A copy of a memorandum from Environment Undersecretary Demetrio Ignacio Jr., dated July 21, granted clearance to the DENR regional director to issue a special tree-cutting permit to the Department of Public Works and Highways (DPWH). Narchito Arpilleda, DPWH district office spokesperson, said the DENR issued the special permit on Aug. 20.
The DENR memorandum, however, clarified that the permit covers only 158 dead and 28 dying trees along the MNR, which are among the 770 left standing after the DPWH’s
tree-cutting permit, issued in November 2013, expired in February 2014.
The trees did not survive after they were girdled, a process where a patch of bark around the trunk is removed to prevent nutrients from circulating within the tree.
The DPWH has applied for a new permit, but nongovernment organizations (NGOs) asked a court in Urdaneta City, also in Pangasinan, to issue a temporary environmental protection order to save the trees. The court is still hearing the case.
Ignacio’s memorandum required the DPWH to hold meetings and public consultations with concerned local governments, NGOs and other groups to discuss the urgency of the matter. “Prior to tree-cutting operations, placards or signboards [measuring] 4 feet by 8 feet should be installed at conspicuous places to inform the public that tree-cutting operations are authorized by the DENR,” it said.
It also said the cutting operations shall, at all times, be under the strict supervision of DENR officials.
Arsenia Gaduang, 62, a resident of Barangay Rosario here, said she was surprised to see her family’s fruit-bearing mango tree lying along the road on Sunday. Its branches and leaves were strewn all over the place.
“It was standing on Sunday. We just went to the beach and when we came home, it’s gone,” Gaduang said.
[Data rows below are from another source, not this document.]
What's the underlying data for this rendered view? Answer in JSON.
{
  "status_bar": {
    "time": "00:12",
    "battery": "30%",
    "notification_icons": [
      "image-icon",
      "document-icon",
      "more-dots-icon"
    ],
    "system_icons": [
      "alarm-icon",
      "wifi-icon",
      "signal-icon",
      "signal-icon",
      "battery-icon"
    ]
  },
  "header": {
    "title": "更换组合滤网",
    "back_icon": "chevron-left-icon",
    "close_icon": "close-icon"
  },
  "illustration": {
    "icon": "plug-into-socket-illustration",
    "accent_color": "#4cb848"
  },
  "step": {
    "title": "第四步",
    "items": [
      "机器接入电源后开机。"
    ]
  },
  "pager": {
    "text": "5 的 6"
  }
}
A narra tree standing about 10 meters away from the mango tree was felled on Monday, she said. “We thought they will no longer cut it because last July, they pruned it and they told me they will not cut it.”
Virginia Pasalo, trustee of the Women in Development Foundation and one of those who asked the court to stop the tree cutting, said the old trees along the highway were victims of a “massacre.”
“[These trees were] trying to resuscitate themselves from the attempted murder not so many months ago. They are already breathing and moving away from intensive care, and the angels of death have dealt them the final blow. It is heartless; it is an act of the devil,” Pasalo said.